Mazda Is Finished With Its First Customer-Delivered MX-5 Miata Restoration
Images courtesy of Mazda
Last summer Mazda announced it would be trying its hand at the in-house restoration game. It’s up and running and open to applications, but as of now it’s limited to customers in Japan (though that’s a problem solved easily enough by a translator and a shipping company we’d imagine), and for the time being Mazda is focusing on just one model in particular: the first-generation NA Miata. Translated to “NA Roadster Restore,” the new business was announced last August and it recently completed work on the first car to go through the procedure.

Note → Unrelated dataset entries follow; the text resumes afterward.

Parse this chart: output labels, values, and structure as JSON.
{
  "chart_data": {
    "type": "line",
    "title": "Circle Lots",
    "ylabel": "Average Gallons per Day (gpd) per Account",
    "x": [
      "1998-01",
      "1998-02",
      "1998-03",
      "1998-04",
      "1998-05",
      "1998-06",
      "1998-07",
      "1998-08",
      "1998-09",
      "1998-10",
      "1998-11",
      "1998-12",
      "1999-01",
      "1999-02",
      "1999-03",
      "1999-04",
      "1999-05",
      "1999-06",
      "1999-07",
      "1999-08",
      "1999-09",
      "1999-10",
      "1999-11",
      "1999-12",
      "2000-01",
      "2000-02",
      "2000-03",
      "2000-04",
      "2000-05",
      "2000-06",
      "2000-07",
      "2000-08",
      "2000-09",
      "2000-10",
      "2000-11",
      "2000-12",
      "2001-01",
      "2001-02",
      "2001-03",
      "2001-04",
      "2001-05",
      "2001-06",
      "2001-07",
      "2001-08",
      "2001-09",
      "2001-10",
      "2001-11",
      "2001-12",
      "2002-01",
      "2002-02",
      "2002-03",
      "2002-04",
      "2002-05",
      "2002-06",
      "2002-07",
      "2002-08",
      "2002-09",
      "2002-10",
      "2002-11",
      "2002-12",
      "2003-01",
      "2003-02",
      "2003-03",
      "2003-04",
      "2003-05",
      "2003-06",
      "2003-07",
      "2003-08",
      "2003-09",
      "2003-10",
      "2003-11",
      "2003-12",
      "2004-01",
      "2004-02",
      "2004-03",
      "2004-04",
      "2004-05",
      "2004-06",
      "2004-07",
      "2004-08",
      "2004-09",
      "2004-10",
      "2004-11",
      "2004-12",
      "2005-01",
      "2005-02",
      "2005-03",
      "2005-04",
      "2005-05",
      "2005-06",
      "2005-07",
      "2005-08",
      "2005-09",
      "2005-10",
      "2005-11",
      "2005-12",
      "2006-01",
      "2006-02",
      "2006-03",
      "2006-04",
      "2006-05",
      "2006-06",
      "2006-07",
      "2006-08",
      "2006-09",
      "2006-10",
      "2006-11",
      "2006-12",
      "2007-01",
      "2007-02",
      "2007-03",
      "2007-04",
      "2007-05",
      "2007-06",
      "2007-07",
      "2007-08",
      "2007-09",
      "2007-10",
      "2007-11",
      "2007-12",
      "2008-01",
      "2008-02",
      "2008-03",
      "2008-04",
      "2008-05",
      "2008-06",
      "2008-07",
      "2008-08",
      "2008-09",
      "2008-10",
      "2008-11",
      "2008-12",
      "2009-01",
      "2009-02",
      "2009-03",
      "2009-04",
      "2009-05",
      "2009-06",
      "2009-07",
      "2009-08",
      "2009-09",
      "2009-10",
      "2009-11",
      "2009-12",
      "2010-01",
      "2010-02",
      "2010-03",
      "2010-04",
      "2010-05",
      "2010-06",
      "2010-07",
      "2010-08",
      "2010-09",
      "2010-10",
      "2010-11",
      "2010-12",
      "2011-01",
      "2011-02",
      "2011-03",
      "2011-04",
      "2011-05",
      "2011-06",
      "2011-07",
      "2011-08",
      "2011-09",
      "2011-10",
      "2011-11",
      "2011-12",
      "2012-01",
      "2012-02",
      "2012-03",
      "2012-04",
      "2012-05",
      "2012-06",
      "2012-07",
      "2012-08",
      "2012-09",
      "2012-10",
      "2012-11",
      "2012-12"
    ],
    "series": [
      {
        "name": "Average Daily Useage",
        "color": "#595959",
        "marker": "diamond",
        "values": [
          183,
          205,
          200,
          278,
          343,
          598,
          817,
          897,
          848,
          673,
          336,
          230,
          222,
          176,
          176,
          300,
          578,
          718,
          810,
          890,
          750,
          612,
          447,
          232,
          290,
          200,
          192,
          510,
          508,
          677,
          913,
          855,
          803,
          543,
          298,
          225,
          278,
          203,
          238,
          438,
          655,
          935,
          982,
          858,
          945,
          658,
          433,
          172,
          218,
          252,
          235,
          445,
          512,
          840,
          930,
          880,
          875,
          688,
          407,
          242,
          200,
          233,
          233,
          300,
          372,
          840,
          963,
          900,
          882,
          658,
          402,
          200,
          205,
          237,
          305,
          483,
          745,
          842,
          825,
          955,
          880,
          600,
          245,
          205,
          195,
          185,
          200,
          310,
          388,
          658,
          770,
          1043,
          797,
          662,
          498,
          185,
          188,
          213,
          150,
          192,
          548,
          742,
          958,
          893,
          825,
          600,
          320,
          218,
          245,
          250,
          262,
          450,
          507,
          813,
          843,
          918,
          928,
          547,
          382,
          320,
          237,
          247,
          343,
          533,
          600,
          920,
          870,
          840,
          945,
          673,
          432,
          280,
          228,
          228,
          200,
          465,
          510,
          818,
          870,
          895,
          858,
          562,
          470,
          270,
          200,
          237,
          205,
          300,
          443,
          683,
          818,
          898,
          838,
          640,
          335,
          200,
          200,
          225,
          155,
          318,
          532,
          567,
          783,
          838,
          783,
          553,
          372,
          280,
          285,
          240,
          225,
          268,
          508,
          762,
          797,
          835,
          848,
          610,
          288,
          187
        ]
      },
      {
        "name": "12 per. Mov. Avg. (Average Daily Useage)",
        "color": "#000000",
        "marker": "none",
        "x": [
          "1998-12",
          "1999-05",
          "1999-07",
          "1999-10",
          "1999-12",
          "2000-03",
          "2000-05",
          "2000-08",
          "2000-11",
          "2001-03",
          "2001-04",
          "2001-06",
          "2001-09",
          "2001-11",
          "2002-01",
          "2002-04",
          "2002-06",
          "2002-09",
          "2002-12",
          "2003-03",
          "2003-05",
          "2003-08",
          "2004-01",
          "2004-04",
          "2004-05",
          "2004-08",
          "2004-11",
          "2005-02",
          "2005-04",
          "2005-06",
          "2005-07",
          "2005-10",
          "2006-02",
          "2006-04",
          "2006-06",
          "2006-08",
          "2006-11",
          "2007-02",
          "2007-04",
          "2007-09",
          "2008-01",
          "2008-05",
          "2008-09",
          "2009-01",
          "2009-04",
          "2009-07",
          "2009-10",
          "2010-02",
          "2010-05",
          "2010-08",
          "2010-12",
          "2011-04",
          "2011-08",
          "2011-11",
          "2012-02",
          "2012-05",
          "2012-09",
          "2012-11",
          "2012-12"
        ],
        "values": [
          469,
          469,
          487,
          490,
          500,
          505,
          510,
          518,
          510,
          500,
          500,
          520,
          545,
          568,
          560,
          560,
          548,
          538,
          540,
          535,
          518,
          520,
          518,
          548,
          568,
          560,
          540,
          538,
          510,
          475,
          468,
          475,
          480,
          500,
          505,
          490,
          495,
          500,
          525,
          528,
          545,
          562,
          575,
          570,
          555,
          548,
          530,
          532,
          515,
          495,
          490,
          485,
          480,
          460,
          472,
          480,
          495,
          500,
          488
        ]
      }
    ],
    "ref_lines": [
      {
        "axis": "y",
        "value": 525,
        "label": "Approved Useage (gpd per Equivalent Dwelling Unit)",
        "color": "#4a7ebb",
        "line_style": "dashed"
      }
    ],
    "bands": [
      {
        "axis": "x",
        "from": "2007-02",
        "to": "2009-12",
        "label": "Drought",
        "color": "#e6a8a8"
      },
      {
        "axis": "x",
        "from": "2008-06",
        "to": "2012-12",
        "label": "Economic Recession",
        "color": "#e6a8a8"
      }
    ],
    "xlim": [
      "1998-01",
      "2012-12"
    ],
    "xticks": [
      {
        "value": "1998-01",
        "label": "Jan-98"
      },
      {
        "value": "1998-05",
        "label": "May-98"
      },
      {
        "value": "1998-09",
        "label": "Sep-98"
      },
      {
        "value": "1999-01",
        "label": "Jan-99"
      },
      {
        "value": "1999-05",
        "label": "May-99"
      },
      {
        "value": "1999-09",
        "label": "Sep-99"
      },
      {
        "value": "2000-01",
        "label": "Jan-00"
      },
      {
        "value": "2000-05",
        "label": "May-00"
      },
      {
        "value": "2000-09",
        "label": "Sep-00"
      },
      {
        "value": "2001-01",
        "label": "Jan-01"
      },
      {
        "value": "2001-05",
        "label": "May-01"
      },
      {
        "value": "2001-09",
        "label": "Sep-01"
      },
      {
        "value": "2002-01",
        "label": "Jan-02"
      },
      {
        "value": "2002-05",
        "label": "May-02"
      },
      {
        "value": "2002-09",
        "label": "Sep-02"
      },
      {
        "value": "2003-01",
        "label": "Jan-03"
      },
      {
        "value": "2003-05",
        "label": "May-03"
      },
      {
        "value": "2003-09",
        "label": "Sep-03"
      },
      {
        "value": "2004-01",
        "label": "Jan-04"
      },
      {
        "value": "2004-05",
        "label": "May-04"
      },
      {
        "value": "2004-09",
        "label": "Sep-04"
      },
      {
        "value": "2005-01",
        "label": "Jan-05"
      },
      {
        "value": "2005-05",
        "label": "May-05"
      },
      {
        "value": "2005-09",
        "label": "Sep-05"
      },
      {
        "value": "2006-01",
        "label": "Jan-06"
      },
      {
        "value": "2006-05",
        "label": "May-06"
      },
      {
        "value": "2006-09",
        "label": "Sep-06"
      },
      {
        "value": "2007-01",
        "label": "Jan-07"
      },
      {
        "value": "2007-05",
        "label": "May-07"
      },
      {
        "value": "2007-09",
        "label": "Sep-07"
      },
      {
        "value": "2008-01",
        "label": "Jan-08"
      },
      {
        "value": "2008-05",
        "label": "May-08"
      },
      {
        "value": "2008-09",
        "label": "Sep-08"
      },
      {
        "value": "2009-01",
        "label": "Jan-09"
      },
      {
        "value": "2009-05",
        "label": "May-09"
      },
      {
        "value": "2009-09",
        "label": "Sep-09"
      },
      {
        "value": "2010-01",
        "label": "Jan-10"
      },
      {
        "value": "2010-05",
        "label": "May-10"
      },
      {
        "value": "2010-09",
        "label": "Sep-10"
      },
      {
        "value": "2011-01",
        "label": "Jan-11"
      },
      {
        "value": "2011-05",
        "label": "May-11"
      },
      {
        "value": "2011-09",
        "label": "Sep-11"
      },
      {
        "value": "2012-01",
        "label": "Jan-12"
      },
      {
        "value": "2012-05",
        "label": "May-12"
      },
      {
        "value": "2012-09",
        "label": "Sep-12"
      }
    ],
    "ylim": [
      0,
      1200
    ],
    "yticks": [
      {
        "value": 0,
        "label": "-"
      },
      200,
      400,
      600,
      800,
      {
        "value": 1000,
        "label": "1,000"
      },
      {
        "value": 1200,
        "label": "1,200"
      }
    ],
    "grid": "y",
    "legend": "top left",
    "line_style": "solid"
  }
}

Besides full restorations carried out at the company’s Engineering & Technology facilities in Hiroshima, Mazda will also remanufacture and sell select parts for the roadster like the soft-top folding roof, the Nardi wood steering wheel and shift knob, and the correct Bridgestone tires (full updated list available here, in Japanese). But before they add more pieces to the growing catalog of parts support for their venerable little sports car, they began work on the first one to receive the complete restoration treatment. Mazda stresses that the process will continue to evolve, but the first customer already seems more than pleased with the work.
Mr. Nishimoto was selected from the first batch of applicants to have his 1992 Miata (a V-Special edition in British Racing Green with tan leather) restored back to factory standards. Mazda says the work carried out in the restoration will be catered to the desires of the customer, so presumably this opens to the door to performance options down the line, though in Mr. Nishimoto’s case he’d bought the Miata as a new car some 26 years ago and preferred to have it returned to the way it was; after its restoration, it’s now back to its original condition and specification.

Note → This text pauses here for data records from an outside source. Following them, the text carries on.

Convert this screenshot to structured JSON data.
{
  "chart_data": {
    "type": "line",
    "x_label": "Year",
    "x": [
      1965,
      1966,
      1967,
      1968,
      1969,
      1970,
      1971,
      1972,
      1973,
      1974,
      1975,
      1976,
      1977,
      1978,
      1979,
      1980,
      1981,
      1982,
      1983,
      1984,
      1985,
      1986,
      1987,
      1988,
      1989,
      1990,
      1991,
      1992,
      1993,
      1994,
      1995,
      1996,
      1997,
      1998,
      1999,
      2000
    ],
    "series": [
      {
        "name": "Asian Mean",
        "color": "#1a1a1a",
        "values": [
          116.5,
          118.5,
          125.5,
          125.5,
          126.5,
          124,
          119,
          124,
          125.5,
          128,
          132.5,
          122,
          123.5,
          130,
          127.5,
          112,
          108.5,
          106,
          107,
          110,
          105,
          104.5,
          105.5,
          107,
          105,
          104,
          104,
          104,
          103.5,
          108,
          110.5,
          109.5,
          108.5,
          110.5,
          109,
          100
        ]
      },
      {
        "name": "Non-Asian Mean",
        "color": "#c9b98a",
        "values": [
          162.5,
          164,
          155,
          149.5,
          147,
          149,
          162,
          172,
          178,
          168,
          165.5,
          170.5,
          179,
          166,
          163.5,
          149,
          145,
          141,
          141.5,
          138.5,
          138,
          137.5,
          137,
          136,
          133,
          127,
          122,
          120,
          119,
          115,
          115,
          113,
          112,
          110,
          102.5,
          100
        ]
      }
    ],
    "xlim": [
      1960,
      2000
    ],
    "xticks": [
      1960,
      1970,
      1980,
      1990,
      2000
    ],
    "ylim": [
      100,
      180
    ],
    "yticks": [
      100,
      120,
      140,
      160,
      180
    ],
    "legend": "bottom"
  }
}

If it seems like an expensive and time-consuming ordeal to have a plasticky ‘90s roadster sent off to the factory for an overhaul, remember that they are only getting more popular and harder to find in unmolested condition. Mazda says that of the roughly 120,000 NA Miatas sold in Japan, only about 23,000 remain. Where they came up with this number I do not know, but considering how many of these cars have been raced and chopped apart to within an inch of their lives it’s not hard to believe such a reduction.
There are no stated plans right now to expand the restoration program to places like Europe and the US right now, but considering the near-universal appeal of the first Miata there’s a chance that enough demand from abroad could change the equation. For now though, if you want a factory-restored Miata you’ll have visit the source.